Pansus Angket KPK, Siapa yang Takut?
- ANTARA FOTO/Akbar Nugroho Gumay
Dari Nama ke Angket
![]()
FOTO: Wakil Ketua DPR Fadli Zon (kanan) berjabat tangan dengan sejumlah anggota Pansus Hak Angket KPK sebelum rapat pemilihan Ketua Pansus di kompleks Parlemen, Senayan, Jakarta, Rabu (7/6/2017).
Miryam memang menyebut sejumlah nama, dan mereka yang disebutnya bukan orang sembarangan. Namun karena nama itu juga Miryam tak tenang.
Koleganya di DPR sepertinya was-was bakal terseret arus. Dan entah ada kaitannya atau tidak, namun sejumlah nama seperti rekan Miryam di DPR seperti, Aziz Syamsuddin (Ketua Komisi III), Desmond J Mahesa (Gerindra), Masinton Pasaribu (PDIP), Sarifuddin Sudding (Hanura) dan Bambang Soesatyo (Golkar), mulai mendesaknya untuk berkicau lebih jauh.

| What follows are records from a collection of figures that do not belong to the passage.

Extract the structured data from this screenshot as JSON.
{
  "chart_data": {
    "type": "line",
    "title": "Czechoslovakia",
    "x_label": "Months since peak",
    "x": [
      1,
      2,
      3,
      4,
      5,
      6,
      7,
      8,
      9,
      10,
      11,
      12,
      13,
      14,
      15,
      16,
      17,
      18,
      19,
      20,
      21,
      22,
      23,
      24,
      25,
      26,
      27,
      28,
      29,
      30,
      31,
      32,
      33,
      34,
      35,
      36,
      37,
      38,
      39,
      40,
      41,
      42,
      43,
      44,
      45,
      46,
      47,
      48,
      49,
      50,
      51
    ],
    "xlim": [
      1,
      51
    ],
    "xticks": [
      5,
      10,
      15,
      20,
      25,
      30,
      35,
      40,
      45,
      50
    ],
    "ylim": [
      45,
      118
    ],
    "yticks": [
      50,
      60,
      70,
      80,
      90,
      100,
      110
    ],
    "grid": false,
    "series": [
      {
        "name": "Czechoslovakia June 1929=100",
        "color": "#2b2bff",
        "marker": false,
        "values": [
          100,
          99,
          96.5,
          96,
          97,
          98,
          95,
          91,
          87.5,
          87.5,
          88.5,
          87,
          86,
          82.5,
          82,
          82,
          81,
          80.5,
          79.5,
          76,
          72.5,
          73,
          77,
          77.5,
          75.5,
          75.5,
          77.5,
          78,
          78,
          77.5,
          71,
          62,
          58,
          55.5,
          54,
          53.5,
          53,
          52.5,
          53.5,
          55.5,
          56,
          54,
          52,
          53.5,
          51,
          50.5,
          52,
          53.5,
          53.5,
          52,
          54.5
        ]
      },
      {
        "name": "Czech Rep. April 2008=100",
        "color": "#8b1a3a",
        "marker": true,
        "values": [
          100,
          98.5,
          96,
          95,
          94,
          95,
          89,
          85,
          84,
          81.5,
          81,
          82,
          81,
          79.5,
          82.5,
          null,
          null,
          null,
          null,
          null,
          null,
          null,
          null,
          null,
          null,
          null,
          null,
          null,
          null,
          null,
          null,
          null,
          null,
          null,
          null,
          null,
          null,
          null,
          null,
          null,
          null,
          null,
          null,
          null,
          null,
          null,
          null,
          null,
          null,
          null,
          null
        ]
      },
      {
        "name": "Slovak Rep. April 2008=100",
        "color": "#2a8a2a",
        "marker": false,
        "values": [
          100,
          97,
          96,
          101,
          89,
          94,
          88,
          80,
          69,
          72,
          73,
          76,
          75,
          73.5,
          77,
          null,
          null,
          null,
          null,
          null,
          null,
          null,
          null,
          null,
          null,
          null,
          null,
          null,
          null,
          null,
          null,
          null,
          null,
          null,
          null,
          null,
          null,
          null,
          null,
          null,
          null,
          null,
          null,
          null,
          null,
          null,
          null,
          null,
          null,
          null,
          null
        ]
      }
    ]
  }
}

Nama-nama panas ini pun melejit. Ketegangan kasus e-KTP makin mengencang. KPK menuai hujatan dari DPR. Begitu pun anggota DPR yang disebut mendesak Miryam ikut menuai kecaman publik.
Sejak ini, 'genderang perang' antara KPK dan DPR makin mengemuka. Komisi Antirasuah yang hendak mengorek habis keterlibatan anggota dewan dicurigai ada kepentingan lain.

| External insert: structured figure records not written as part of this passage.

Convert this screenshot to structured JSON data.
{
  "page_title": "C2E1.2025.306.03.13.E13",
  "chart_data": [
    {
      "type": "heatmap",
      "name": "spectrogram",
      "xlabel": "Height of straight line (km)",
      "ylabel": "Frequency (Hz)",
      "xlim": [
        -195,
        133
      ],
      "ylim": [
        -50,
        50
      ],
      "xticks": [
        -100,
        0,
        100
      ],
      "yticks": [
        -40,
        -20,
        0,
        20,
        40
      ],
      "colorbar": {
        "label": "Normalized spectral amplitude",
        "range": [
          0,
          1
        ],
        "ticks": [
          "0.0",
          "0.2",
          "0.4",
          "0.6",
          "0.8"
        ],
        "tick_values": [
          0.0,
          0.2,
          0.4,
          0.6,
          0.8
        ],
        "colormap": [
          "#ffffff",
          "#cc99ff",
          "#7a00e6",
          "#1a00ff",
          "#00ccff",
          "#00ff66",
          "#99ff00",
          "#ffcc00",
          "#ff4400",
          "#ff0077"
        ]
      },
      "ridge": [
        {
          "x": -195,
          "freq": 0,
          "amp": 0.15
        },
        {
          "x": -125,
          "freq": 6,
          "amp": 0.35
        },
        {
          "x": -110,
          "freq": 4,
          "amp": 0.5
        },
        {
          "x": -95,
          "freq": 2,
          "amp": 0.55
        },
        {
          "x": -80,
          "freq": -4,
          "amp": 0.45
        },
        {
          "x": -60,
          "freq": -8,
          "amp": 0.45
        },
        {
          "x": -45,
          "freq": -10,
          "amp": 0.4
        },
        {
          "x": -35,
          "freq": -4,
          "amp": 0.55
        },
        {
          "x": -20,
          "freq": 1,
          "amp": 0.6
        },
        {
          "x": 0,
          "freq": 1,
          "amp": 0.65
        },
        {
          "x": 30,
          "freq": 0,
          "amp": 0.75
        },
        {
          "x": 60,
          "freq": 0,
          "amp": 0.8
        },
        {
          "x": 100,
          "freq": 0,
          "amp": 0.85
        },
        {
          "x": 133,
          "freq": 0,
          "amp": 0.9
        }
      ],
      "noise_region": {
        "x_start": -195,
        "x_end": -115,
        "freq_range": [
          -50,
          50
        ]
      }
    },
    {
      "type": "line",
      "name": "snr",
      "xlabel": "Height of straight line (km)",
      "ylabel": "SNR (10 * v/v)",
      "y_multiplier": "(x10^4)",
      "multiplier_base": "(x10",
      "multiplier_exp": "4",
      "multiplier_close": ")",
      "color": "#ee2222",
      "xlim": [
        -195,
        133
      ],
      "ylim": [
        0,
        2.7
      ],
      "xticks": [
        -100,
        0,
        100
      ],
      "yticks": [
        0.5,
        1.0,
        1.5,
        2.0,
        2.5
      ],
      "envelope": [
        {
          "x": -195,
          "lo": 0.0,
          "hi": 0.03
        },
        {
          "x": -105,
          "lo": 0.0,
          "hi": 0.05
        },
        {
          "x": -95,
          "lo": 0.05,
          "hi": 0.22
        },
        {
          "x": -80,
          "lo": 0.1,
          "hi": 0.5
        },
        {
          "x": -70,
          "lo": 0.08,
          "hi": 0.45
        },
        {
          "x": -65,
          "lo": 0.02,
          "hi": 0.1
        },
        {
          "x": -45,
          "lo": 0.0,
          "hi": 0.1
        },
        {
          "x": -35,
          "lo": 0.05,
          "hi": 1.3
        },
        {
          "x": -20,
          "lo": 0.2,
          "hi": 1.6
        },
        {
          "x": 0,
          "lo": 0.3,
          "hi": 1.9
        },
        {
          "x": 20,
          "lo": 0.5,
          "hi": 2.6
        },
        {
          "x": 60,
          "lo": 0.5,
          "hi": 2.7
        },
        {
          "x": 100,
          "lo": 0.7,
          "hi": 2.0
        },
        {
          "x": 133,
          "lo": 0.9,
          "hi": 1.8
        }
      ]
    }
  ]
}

Sementara di sisi lain, DPR yang kecewa dengan arogansi KPK ikut kebakaran jenggot. Maklum KPK bukan sekali ini saja merecoki kursi empuk DPR. Sudah cukup banyak para dewan yang dicokok lembaga yang dibentuk sejak tahun 2003 ini.
Atas itu, DPR berencana mencuci nama. Nyanyian Miryam harus dibuktikan. Satu-satunya cara adalah DPR harus mendengar sendiri kesaksian Miryam, setidaknya rekaman pemeriksaan yang pernah disebut penyidik KPK.

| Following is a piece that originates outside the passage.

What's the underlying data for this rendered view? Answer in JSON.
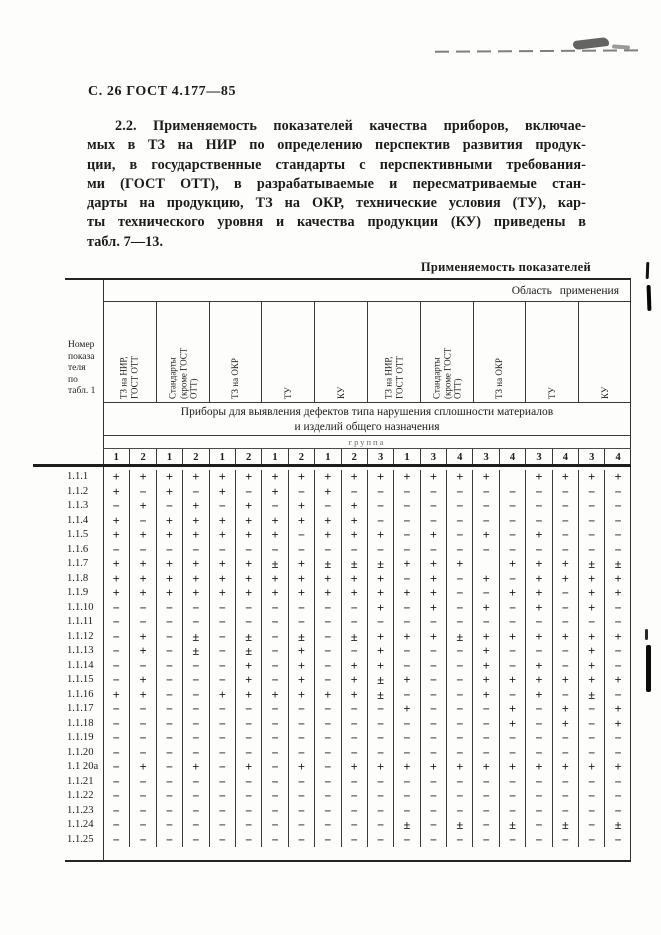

Karena itu, DPR mesti membuat panitia khusus, dengan senjata yang paling ampuh adalah Hak Angket. "Kami ingin semua dibuka supaya publik tahu, kalau ada lembaga antikorupsi itu harus patuh kepada konstitusi," kata anggota Komisi III DPR Daeng Muhammad.
Karena itulah, DPR pun mengebut pembentukan Pansus Angket. Hingga Rabu, 7 Juni 2017, sebanyak tujuh fraksi dengan total 23 dewan dari mulai dari PAN, PKB, Gerindra, PDIP, PPP, NasDem dan Hanura bersepakat membentuk Pansus Hak Angket.
Tak tanggung, pansus ini bahkan telah merinci anggaran kebutuhan mereka. Nilainya mencapai Rp31 miliar dan itu hanya untuk 60 hari kerja.